¹Dept. of Gastroenterology and Hepatology, AKH & Medizinische Universität Wien; Dept. of Gastroenterology and Hepatology, LKH & Medizinische Universität Innsbruck; Fourth Medical Department, KH Elisabethinen Linz; Kaiser Franz Josef-Spital, Third Medical Department, Centre for Oncology and Hematology, CEADDP, Applied Cancer Research, Institution for Translational Research Vienna (ACR-ITR VIEnna), and Ludwig Boltzmann-Institute for Applied Cancer Research (LBI-ACR VIEnna), Vienna, Austria; Dept. of Oncology and Hematology, Wilhelminenspital Wien; Dept. of Oncology, AKH & Medizinische Universität Wien; Dept. of Gastroenterology & Hepatology, LKH & Medizinische Universität Graz; Dept. of Internal Medicine, KH Barmherzige Brüder Linz; Dept. of Internal Medicine, KH Barmherzige Brüder Wien

Congress Abstract

Purpose: We aimed to identify prognostic factors for patients with hepatocellular carcinoma (HCC) treated with sorafenib and to evaluate the efficacy of sorafenib with respect to liver function.

Patients and methods: In this retrospective study, 148 HCC patients received sorafenib 400mg bid in 11 Austrian institutions. Seventy-eight HCC patients treated with best supportive care (BSC) in the pre-sorafenib era served as control.

Results: Child-Pugh (CP) stage A/B for HCC patients within Barcelona Clinic Liver Cancer (BCLC) stage B and C was n=76/55 for sorafenib and n=17/22 for BSC. Seventeen (sorafenib) and 39 (BSC) patients had end-stage (BCLC D) HCC. In sorafenib patients, low baseline α-Fetoprotein, low CP-stage, compensated cirrhosis, and low baseline aspartate aminotransferase (AST) were associated with a significantly longer overall survival (OS) on univariate analysis. CP-stage and baseline AST were independent prognostic factors on multivariate analysis.
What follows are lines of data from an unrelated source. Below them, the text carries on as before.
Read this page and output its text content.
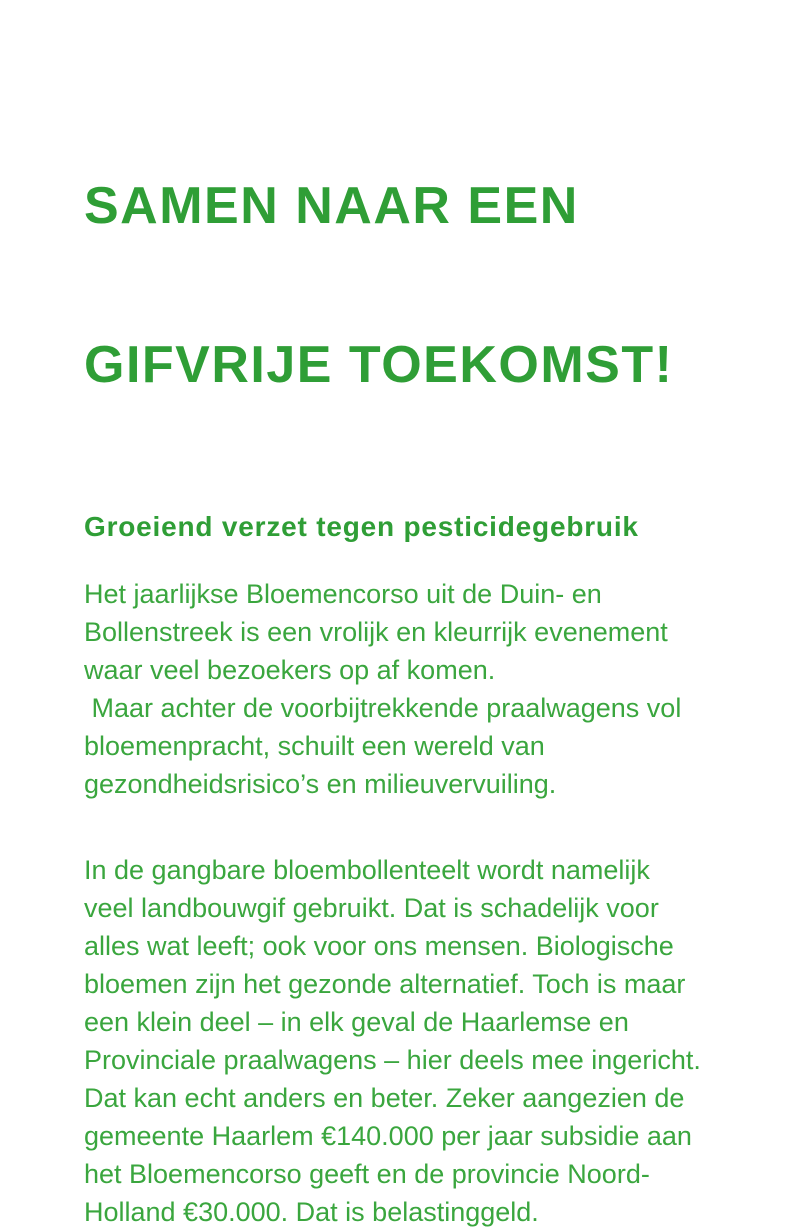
SAMEN NAAR EEN

GIFVRIJE TOEKOMST!

Groeiend verzet tegen pesticidegebruik
Het jaarlijkse Bloemencorso uit de Duin- en
Bollenstreek is een vrolijk en kleurrijk evenement
waar veel bezoekers op af komen.
Maar achter de voorbijtrekkende praalwagens vol
bloemenpracht, schuilt een wereld van
gezondheidsrisico’s en milieuvervuiling.
In de gangbare bloembollenteelt wordt namelijk
veel landbouwgif gebruikt. Dat is schadelijk voor
alles wat leeft; ook voor ons mensen. Biologische
bloemen zijn het gezonde alternatief. Toch is maar
een klein deel – in elk geval de Haarlemse en
Provinciale praalwagens – hier deels mee ingericht.
Dat kan echt anders en beter. Zeker aangezien de
gemeente Haarlem €140.000 per jaar subsidie aan
het Bloemencorso geeft en de provincie Noord-
Holland €30.000. Dat is belastinggeld.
Within BCLC stage B and C, CPA-patients had a median OS of 11.3 (sorafenib) vs. 6.4 (BSC) months (p=0.010); for CPB-patients, median OS for sorafenib vs. BSC was 5.5 vs. 1.9 months (p=0.021). In end-stage HCC (BCLC D), no survival difference was observed between sorafenib and BSC patients (1.5 vs. 1.4 months; p=0.116).

In the sorafenib group (BCLC B, C), the strongest discriminative power of AST for OS was observed in CPB-patients (AST <100 vs. ≥100U/l, 6.5 vs. 2.1 months; p=0.011).

Conclusion: Sorafenib proglongs survival in HCC patients with CPA cirrhosis. In CPB-patients, baseline AST is the best parameter to select patients prior to initiation of sorafenib.